Zadie Smith delivered the second lecture in the spring semester for the annual University Lecture series.

In a floral frock, pink head wrap and black-rimmed glasses covering a third of her face, Zadie Smith is anything but dull.

But the accomplished British novelist -- who still wonders how she manages to draw a crowd -- told a captive audience at Hendricks Chapel Tuesday night that writers’ lectures make her uncomfortable.

You just never know what to do, she said. “You glance around, look at your nails then back at the writer and wonder what she is saying.”

Photo: Glorianna Picini

In what was more of a reading than a lecture, Smith, best known for her first book, "White Teeth," delivered her eloquently crafted personal ruminations during Tuesday night's University Lectures in Hendricks Chapel. She reflected on the writer’s role and place in the world in a piece she calls, “Why Write?” The audience of writers and prospective writers, who undoubtedly ask themselves the same question and were clinging to each of Smith’s well-chosen words to hear the answer, did not have time to look at their nails.

“The role of a writer has become absurd,” she said. She added that writers feel everything acutely in the face of their craft becoming continuously less relevant. “Saying, ‘I’m a poet,’ is like saying ‘I like gas lamps’ or ‘I’m the town crier.’”

So, she said, why write then?

Without answering the question, Smith continued instead with a discussion of the challenges 21st century writers face that past writers did not. A 21st century writer spends most of her time “clawing back her copy from one line abuse” and arguing over the Internet with a blogger that gave a poor review of her last book, Smith said. Writers from before the age of visual entertainment, on the other hand, never stopped to ask, “Why write?” It came as naturally to them as breathing, she added.

In this world of forced realities where everyone is a writer and everyone is published, serious writers must distinguish themselves with skill, clarity and craft, Smith said.

“Many fake writers are published and many real writers exist only on the Internet,” she said.
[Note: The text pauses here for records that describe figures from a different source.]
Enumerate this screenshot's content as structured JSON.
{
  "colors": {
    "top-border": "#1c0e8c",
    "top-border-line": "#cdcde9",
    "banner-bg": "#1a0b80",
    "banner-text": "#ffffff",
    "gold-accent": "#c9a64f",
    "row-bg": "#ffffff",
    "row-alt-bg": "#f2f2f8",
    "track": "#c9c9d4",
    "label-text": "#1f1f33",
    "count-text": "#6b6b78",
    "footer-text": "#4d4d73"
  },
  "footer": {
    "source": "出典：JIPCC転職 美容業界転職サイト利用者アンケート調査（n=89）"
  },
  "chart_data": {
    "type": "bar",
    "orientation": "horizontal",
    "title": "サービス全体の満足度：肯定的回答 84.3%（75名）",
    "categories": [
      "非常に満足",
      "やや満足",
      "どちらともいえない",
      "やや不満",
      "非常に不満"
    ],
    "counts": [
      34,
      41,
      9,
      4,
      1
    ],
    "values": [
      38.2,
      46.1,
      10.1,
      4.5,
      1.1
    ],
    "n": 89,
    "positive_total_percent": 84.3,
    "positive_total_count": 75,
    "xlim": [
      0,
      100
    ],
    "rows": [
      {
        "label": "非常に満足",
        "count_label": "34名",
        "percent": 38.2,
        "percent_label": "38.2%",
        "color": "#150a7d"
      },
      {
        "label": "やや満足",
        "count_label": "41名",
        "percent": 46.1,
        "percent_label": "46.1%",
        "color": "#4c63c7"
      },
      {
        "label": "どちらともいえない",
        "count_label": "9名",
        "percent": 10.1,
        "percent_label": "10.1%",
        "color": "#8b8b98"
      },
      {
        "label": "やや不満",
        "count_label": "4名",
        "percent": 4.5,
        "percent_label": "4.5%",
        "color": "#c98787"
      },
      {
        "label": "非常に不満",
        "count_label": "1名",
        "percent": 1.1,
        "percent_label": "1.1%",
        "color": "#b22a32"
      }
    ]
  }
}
Again she said, why write then?

This time, Smith satisfied the knowledge-hungry audience with an answer: we write because we are writers, because we have a desire to see things as they are, because of sheer egoism, she said.

“Writing is a kind of freedom,” Smith said. “Not a freedom of expression, but the freedom to escape from the partial subjective reality in which I live.”

Michael Tummings, an artist with Light Work visiting SU for a project, agreed with Smith’s notion of freedom. “It’s really great to see someone look at the world so beautifully and analytically,” he said. “When you listen to her, it’s nature speaking its words. It’s real.”

Smith did not end her reading with a definitive conclusion to the question “Why Write?” but rather something to consider. A writer, she said, “is an excellent chair maker who’s made a chair unnecessary to this economy that nobody wants or needs.”

There is hope for writers still, however, because she believes, she said, we are entering a revolutionary period of intimacy between the writer and the reader and that the “texture” of a writer’s prose, its uniqueness, will be what brings readers back.

“The greatest writing not only recognizes how things are," she said, "but demonstrates how things might be otherwise.”